Putin critic and one-time challenger Khodorkovsky spoilt his ballot, and posted about it online.
Some Instagram users followed his example and posted images of their spoilt ballots online.
Local and foreign observers have reported literally hundreds of violations, of varying types and degrees, from across Russia.
Much of the activity appeared to have been focused on getting out the vote; some appeared, more directly, to involve ballot-stuffing and attempts to inconvenience or sideline the observers who might have revealed it. Some were committed by Electoral Commission staff themselves.
These attempts are noteworthy for the unease they betray in Russia’s ruling party and bureaucracy, given the long-term efforts the government has made to render elections controlled and predictable, such as jailing opposition leaders and imposing state control over the main TV stations.
The efforts to galvanize voters appear, from the MKH reports and the plethora of electoral advertising, to have been centrally driven, and reflect a concern with the turnout which will be the best indicator of Putin’s actual popularity.
The local ballot-stuffing may have been more a question of local initiative, although the full picture remained unclear at the time of this report. Nevertheless, it, too, seems to betray a lack of confidence in the system, and a lack of faith in Russian voters’ desire to vote for the same leader they have had, as either president or prime minister, for 18 years.

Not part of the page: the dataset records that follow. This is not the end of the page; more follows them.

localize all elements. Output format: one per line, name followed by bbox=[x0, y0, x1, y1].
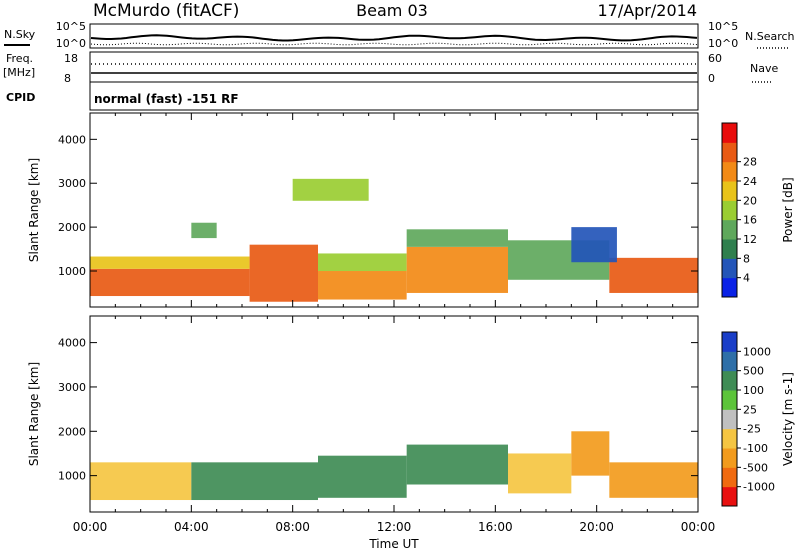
y-axis-label: Slant Range [km] bbox=[27, 362, 41, 466]
colorbar-segment bbox=[722, 486, 737, 507]
freq-strip-frame bbox=[89, 51, 699, 83]
colorbar-tick-label: 28 bbox=[743, 156, 757, 169]
nsky-tick-high: 10^5 bbox=[56, 20, 86, 33]
colorbar-segment bbox=[722, 219, 737, 240]
colorbar-segment bbox=[722, 123, 737, 143]
heatmap-region bbox=[249, 244, 318, 302]
heatmap-region bbox=[318, 271, 407, 300]
colorbar-tick-label: 100 bbox=[743, 384, 764, 397]
colorbar-segment bbox=[722, 448, 737, 468]
freq-label-2: [MHz] bbox=[3, 66, 35, 79]
freq-tick-high: 18 bbox=[64, 52, 78, 65]
heatmap-region bbox=[191, 222, 217, 239]
beam-title: Beam 03 bbox=[356, 1, 428, 20]
y-tick-label: 4000 bbox=[58, 133, 86, 146]
x-tick-label: 00:00 bbox=[73, 520, 108, 534]
colorbar-segment bbox=[722, 390, 737, 410]
y-tick-label: 1000 bbox=[58, 265, 86, 278]
colorbar-tick-label: -25 bbox=[743, 423, 761, 436]
x-tick-label: 20:00 bbox=[579, 520, 614, 534]
colorbar-tick-label: -1000 bbox=[743, 481, 775, 494]
colorbar-tick-label: 4 bbox=[743, 272, 750, 285]
nsky-tick-low: 10^0 bbox=[56, 37, 86, 50]
heatmap-region bbox=[571, 431, 610, 476]
y-axis-label: Slant Range [km] bbox=[27, 158, 41, 262]
freq-tick-low: 8 bbox=[64, 72, 71, 85]
cpid-text: normal (fast) -151 RF bbox=[94, 92, 239, 106]
heatmap-region bbox=[609, 257, 698, 293]
heatmap-region bbox=[90, 256, 250, 269]
colorbar-label: Power [dB] bbox=[781, 177, 795, 242]
heatmap-region bbox=[609, 462, 698, 498]
nsearch-tick-high: 10^5 bbox=[708, 20, 738, 33]
nsky-line bbox=[90, 34, 698, 42]
x-axis-label: Time UT bbox=[368, 537, 419, 551]
heatmap-region bbox=[406, 229, 508, 247]
nsky-label: N.Sky bbox=[4, 28, 36, 41]
colorbar-segment bbox=[722, 370, 737, 391]
colorbar-segment bbox=[722, 258, 737, 279]
y-tick-label: 3000 bbox=[58, 381, 86, 394]
colorbar-tick-label: -500 bbox=[743, 461, 768, 474]
colorbar-segment bbox=[722, 332, 737, 352]
colorbar-segment bbox=[722, 142, 737, 163]
date-title: 17/Apr/2014 bbox=[597, 1, 697, 20]
colorbar-frame bbox=[721, 122, 738, 298]
freq-label-1: Freq. bbox=[6, 52, 33, 65]
y-tick-label: 1000 bbox=[58, 470, 86, 483]
colorbar-tick-label: 8 bbox=[743, 252, 750, 265]
nsky-strip-frame bbox=[89, 23, 699, 49]
colorbar-tick-label: -100 bbox=[743, 442, 768, 455]
colorbar-label: Velocity [m s-1] bbox=[781, 372, 795, 466]
y-tick-label: 2000 bbox=[58, 221, 86, 234]
colorbar-segment bbox=[722, 181, 737, 201]
cpid-label: CPID bbox=[6, 91, 35, 104]
colorbar-tick-label: 20 bbox=[743, 194, 757, 207]
x-tick-label: 04:00 bbox=[174, 520, 209, 534]
heatmap-region bbox=[90, 268, 250, 297]
velocity-panel: 1000 2000 3000 4000 Slant Range [km] 00:00 04:… bbox=[27, 315, 795, 551]
colorbar-segment bbox=[722, 409, 737, 430]
heatmap-region bbox=[191, 462, 318, 501]
colorbar-segment bbox=[722, 239, 737, 259]
nsearch-line bbox=[90, 42, 698, 46]
colorbar-tick-label: 25 bbox=[743, 403, 757, 416]
colorbar-segment bbox=[722, 351, 737, 372]
y-tick-label: 3000 bbox=[58, 177, 86, 190]
y-tick-label: 4000 bbox=[58, 337, 86, 350]
colorbar-tick-label: 24 bbox=[743, 175, 757, 188]
nave-tick-low: 0 bbox=[708, 72, 715, 85]
heatmap-region bbox=[292, 178, 369, 201]
nave-label: Nave bbox=[750, 62, 778, 75]
colorbar-segment bbox=[722, 428, 737, 449]
colorbar-segment bbox=[722, 277, 737, 298]
x-tick-label: 12:00 bbox=[377, 520, 412, 534]
colorbar-segment bbox=[722, 200, 737, 221]
x-tick-label: 16:00 bbox=[478, 520, 513, 534]
cpid-strip-frame bbox=[89, 81, 699, 111]
heatmap-region bbox=[318, 455, 407, 498]
colorbar-tick-label: 1000 bbox=[743, 345, 771, 358]
nave-tick-high: 60 bbox=[708, 52, 722, 65]
heatmap-region bbox=[406, 444, 508, 485]
colorbar-segment bbox=[722, 161, 737, 182]
colorbar-frame bbox=[721, 331, 738, 507]
station-title: McMurdo (fitACF) bbox=[93, 1, 239, 21]
y-tick-label: 2000 bbox=[58, 425, 86, 438]
heatmap-region bbox=[508, 453, 572, 494]
x-tick-label: 08:00 bbox=[275, 520, 310, 534]
colorbar-segment bbox=[722, 467, 737, 488]
x-tick-label: 00:00 bbox=[681, 520, 716, 534]
heatmap-region bbox=[571, 227, 617, 263]
heatmap-region bbox=[318, 253, 407, 272]
heatmap-region bbox=[406, 246, 508, 293]
power-panel: 1000 2000 3000 4000 Slant Range [km] 4 8 12 16 20… bbox=[27, 112, 795, 308]
colorbar-tick-label: 500 bbox=[743, 365, 764, 378]
colorbar-tick-label: 16 bbox=[743, 214, 757, 227]
nsearch-tick-low: 10^0 bbox=[708, 37, 738, 50]
heatmap-region bbox=[90, 462, 192, 501]
nsearch-label: N.Search bbox=[745, 30, 795, 43]
colorbar-tick-label: 12 bbox=[743, 233, 757, 246]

The efforts do, however, illustrate another point, and that is the courage, and dedication to transparency, of Russian voters. The vast bulk of the online material revealing cases of electoral violations came from Russian users. Many — such as the Navalny team — posted their evidence under their own names; thousands, across the country, entered polling stations with cameras and mobile phones to record what was going on.
There is no doubt that Putin will be declared the winner of Sunday’s election; it is greatly to the credit of Russian civil society that so much will be known about the manner of his victory.